Ukraine and Belarus Enhance Cybersecurity Legislation Amid Rising Threats
Severity: Medium (Score: 46.0)
Sources: Revera.Legal, Inkorr
Summary
In 2025, Ukraine's CERT-UA team managed around 6,000 cyber incidents, a significant rise from 2,500 in 2022, though major incidents decreased by 70%. This improvement is attributed to new cybersecurity laws, including Law No. 4336-IX, which aligns Ukraine's practices with the EU's NIS2 Directive. Key changes include mandatory Chief Information Security Officers for state bodies and critical infrastructure operators. Meanwhile, Belarus has introduced new liability provisions for cybersecurity violations through amendments to its Administrative Offences Code, signed into law on April 15, 2026. This law establishes specific penalties for cybersecurity breaches, particularly for critical information infrastructure. Both countries are focusing on enhancing their cybersecurity frameworks to better respond to ongoing threats in a hybrid warfare context.
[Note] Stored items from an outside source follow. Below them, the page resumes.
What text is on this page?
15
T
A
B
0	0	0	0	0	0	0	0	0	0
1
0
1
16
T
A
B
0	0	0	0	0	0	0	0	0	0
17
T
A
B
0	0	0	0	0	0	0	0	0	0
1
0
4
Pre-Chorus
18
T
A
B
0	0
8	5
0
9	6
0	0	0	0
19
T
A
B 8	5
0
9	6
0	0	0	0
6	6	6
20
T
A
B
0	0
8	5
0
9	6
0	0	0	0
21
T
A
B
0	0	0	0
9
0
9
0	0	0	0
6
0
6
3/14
The full implementation of Ukraine's new cybersecurity norms is expected in 2026, while Belarus aims to enforce its new regulations promptly. Key Points: • Ukraine's CERT-UA reported 6,000 cyber incidents in 2025, up from 2,500 in 2022. • New Ukrainian laws require state bodies to appoint Chief Information Security Officers. • Belarus has introduced penalties for cybersecurity violations, effective April 15, 2026.